В ноябре Розенгольц, Крестинский и Гамарник взяли на себя руководство троцкистской организацией. Они заявили Рудзутаку, что отныне он должен считаться с ними и числить их в малочисленном, но существующем центре. В конце декабря 1936 года — начале января 1937 года из Норвегии “Троцкий ответил, что он согласен” (СО. С.255). Состоялось совещание на квартире Розенгольца, на котором был намечен срок выступления — до 15 мая.
Одновременно Крестинский встретился с тремя ответственными работниками Московской парторганизации, с которыми он поддерживал связь как со скрытыми троцкистами — Постоловским, Фурером, Корытным. Они знали московские кадры и стали готовить списки, кого надо арестовать, а кого назначать на их место.
“Но в первых числах мая начался разгром контрреволюционной организации, были опубликованы передвижения в военном ведомстве, снят Гамарник ... Тухачевский переведен в Самару, Якир из Киева, Уборевич из Белоруссии, арестованы Корк и Эйдеман. Стало ясно, что выступление становится невозможным, так что вопрос о том, чтобы переворот произошел в половине мая, стал явно недискутабельным ... (СО. С.256.)

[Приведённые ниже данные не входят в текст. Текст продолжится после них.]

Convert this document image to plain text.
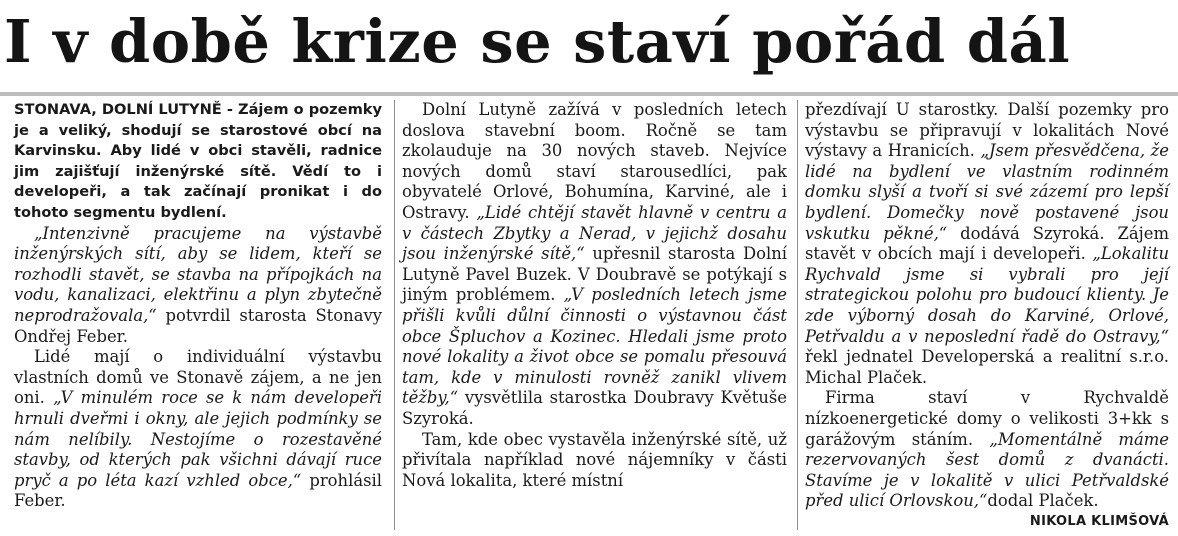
I v době krize se staví pořád dál

STONAVA, DOLNÍ LUTYNĚ - Zájem o pozemky je a veliký, shodují se starostové obcí na Karvinsku. Aby lidé v obci stavěli, radnice jim zajišťují inženýrské sítě. Vědí to i developeři, a tak začínají pronikat i do tohoto segmentu bydlení.

„Intenzivně pracujeme na výstavbě inženýrských sítí, aby se lidem, kteří se rozhodli stavět, se stavba na přípojkách na vodu, kanalizaci, elektřinu a plyn zbytečně neprodražovala,“ potvrdil starosta Stonavy Ondřej Feber.

Lidé mají o individuální výstavbu vlastních domů ve Stonavě zájem, a ne jen oni. „V minulém roce se k nám developeři hrnuli dveřmi i okny, ale jejich podmínky se nám nelíbily. Nestojíme o rozestavěné stavby, od kterých pak všichni dávají ruce pryč a po léta kazí vzhled obce,“ prohlásil Feber.

Dolní Lutyně zažívá v posledních letech doslova stavební boom. Ročně se tam zkolauduje na 30 nových staveb. Nejvíce nových domů staví starousedlíci, pak obyvatelé Orlové, Bohumína, Karviné, ale i Ostravy. „Lidé chtějí stavět hlavně v centru a v částech Zbytky a Nerad, v jejichž dosahu jsou inženýrské sítě,“ upřesnil starosta Dolní Lutyně Pavel Buzek. V Doubravě se potýkají s jiným problémem. „V posledních letech jsme přišli kvůli důlní činnosti o výstavnou část obce Špluchov a Kozinec. Hledali jsme proto nové lokality a život obce se pomalu přesouvá tam, kde v minulosti rovněž zanikl vlivem těžby,“ vysvětlila starostka Doubravy Květuše Szyroká.

Tam, kde obec vystavěla inženýrské sítě, už přivítala například nové nájemníky v části Nová lokalita, které místní

přezdívají U starostky. Další pozemky pro výstavbu se připravují v lokalitách Nové výstavy a Hranicích. „Jsem přesvědčena, že lidé na bydlení ve vlastním rodinném domku slyší a tvoří si své zázemí pro lepší bydlení. Domečky nově postavené jsou vskutku pěkné,“ dodává Szyroká. Zájem stavět v obcích mají i developeři. „Lokalitu Rychvald jsme si vybrali pro její strategickou polohu pro budoucí klienty. Je zde výborný dosah do Karviné, Orlové, Petřvaldu a v neposlední řadě do Ostravy,“ řekl jednatel Developerská a realitní s.r.o. Michal Plaček.

Firma staví v Rychvaldě nízkoenergetické domy o velikosti 3+kk s garážovým stáním. „Momentálně máme rezervovaných šest domů z dvanácti. Stavíme je v lokalitě v ulici Petřvaldské před ulicí Orlovskou,“dodal Plaček.
NIKOLA KLIMŠOVÁ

Через несколько дней я был арестован”.
В конце своих показаний Крестинский сказал, что Троцкий постоянно упрекал их в недостаточной активности в развертывании террористической и диверсионной деятельности. Это дело было централизовано, и им занимались Смирнов, затем Мрачковский, после Пятаков, в конце за него взялся Гамарник.
“Во время последней встречи с Тухачевским он настаивал на том, чтобы до контрреволюционного выступления были совершены террористические акты. Мы с Розенгольцем сомневались в их целесообразности, один Тухачевский настаивал, и мы согласились на проведение теракций против Молотова и Ворошилова. Гамарник сказал нам тогда, что у него тоже намечены кадровики исполнителей террористических актов” (СО. С.257-258).
Вышинский. После всех ваших колебаний и противоречивых заявлений, которые были здесь на суде сделаны, вы теперь признаете себя виновными в предъявленных вам обвинениях?
Крестинский. Да, признаю.
Вышинский. Вы признаете себя германским шпионом с большим стажем?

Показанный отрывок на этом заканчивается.